Absurde? Le juge Jean-Louis Bruguière, avec une cécité et un acharnement surprenants, ne bougera pas de cette ligne.
Les trouvailles du juge indépendant.
Catherine et Philippe Lorsignol apportent des preuves irréfutables, par de solides et nombreux témoignages, que le génocide des Tutsis était programmé depuis plusieurs semaines, qu’il n’avait rien de spontané, que la mort du président “félon” était le “top départ” des massacres et, enfin, que la France a tenté d’échapper à ses lourdes responsabilités. C’est désormais la piste que suit le juge Marc Trévidic, successeur de Jean-Louis Bruguière. Le magistrat, réputé pour son indépendance a apporté plus de lumière des éléments nouveaux et déterminants qui réorientent radicalement l'enquête sur l'attentat du 6 avril 1994, qui a marqué le début des massacres.

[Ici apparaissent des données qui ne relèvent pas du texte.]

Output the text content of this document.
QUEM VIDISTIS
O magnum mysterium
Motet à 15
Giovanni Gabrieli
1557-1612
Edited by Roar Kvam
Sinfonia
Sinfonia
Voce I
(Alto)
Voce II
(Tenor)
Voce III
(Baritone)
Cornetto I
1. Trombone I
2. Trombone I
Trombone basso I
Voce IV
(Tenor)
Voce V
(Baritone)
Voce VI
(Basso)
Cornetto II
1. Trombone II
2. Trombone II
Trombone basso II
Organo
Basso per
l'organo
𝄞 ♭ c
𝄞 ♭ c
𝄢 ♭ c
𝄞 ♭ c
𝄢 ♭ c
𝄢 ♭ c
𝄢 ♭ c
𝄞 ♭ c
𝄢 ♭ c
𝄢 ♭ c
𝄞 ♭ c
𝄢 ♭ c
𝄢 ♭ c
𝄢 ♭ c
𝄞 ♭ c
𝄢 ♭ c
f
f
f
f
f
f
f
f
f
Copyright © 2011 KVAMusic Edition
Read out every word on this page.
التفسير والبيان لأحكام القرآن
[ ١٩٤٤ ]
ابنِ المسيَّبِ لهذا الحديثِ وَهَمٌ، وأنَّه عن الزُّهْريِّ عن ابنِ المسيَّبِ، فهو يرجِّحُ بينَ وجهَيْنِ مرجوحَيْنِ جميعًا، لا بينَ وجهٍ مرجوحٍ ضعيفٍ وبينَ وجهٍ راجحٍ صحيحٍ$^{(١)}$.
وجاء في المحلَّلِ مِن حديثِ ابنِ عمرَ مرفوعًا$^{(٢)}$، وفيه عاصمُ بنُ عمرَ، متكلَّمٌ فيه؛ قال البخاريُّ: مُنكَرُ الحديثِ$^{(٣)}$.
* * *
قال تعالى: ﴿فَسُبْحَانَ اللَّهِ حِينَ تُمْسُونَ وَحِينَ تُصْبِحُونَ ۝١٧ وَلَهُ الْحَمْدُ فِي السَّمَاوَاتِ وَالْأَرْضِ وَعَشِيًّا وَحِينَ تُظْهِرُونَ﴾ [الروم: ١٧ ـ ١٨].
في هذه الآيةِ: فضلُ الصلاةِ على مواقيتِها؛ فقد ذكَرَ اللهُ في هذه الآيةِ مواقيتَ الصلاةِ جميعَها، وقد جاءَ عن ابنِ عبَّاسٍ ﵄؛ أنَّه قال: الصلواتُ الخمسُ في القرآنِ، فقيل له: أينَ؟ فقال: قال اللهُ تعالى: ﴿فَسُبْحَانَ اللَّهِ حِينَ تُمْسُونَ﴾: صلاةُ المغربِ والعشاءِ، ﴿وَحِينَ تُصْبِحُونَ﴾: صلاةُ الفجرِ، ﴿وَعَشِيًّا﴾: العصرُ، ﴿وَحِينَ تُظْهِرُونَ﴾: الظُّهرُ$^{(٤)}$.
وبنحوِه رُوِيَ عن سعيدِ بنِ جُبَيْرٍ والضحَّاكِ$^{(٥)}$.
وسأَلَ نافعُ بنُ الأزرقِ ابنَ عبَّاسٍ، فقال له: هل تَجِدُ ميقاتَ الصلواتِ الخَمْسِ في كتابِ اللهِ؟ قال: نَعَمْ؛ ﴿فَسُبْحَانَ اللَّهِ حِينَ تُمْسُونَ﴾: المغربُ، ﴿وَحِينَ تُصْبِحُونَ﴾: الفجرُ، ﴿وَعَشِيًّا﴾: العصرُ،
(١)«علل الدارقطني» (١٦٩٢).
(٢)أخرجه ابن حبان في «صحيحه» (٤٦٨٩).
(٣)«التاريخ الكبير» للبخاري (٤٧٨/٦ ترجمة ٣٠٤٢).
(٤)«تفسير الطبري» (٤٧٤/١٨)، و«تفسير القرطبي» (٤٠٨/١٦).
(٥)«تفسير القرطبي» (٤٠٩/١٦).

Cette étude technique destinée à localiser le point de départ du tir du missile qui a abattu le Falcon 50 du président Juvénal Habyarimana tendait à disculper le Front populaire rwandais (FPR) -l'armée rebelle d'alors, dirigée par l'actuel président rwandais, Paul Kagamé- de la responsabilité de l'attentat. Au contraire, il incrimine, implicitement, le camp adverse, celui des extrémistes hutus, et il enterrait un peu plus profondément l'ordonnance du juge Jean-Louis Bruguière établit en 2006 sur la base de témoignages accusant Paul Kagamé.
Le président tué, le FPR profitait du chaos et s'emparait de tout le pouvoir par la force des armes sans avoir à passer par des élections -prévues dans les accords d'Arusha signés huit mois plus tôt-, mais que le chef de la minorité Tutsi ne pouvait pas gagner en vertu du poids démographique insuffisant de sa communauté. En d'autres termes, à la question "à qui profite le crime ?", le juge Bruguière répondait Paul Kagamé.
Depuis que les juges Marc Trévidic et Nathalie Poux ont repris le dossier, plusieurs témoignages retenus par le juge Bruguière ont été formellement contredits. Ou bien leurs auteurs se sont rétractés. Leur rapport a permis d'établir de fortes présomptions sur les responsabilités d'extrémistes hutus. Mais il ne permet pas d'identifier formellement les auteurs, ni leurs motivations. Les acteurs recherchant la “vérité” se disaient "convaincus que des langues vont maintenant se délier, y compris à Paris". Même s’ils ne sont pas sûrs que toute la lumière soit faite, un jour, sur cet attentat qui a fait basculer le Rwanda dans l'horreur.
Et 30 ans plus tard…
La Ville de Liège ne va pas commémorer l’anniversaire du génocide des Rwandais Tutsis cette année. Une célébration devait se tenir le 12 avril, mais le contexte international a refroidi la Ville et sa police à cause de la guerre dans l’est du Congo
"Une analyse de risques a été effectuée" explique la porte-parole des forces de l’ordre. "La police de Liège a rendu un avis défavorable. Le contexte politique international est particulièrement tendu".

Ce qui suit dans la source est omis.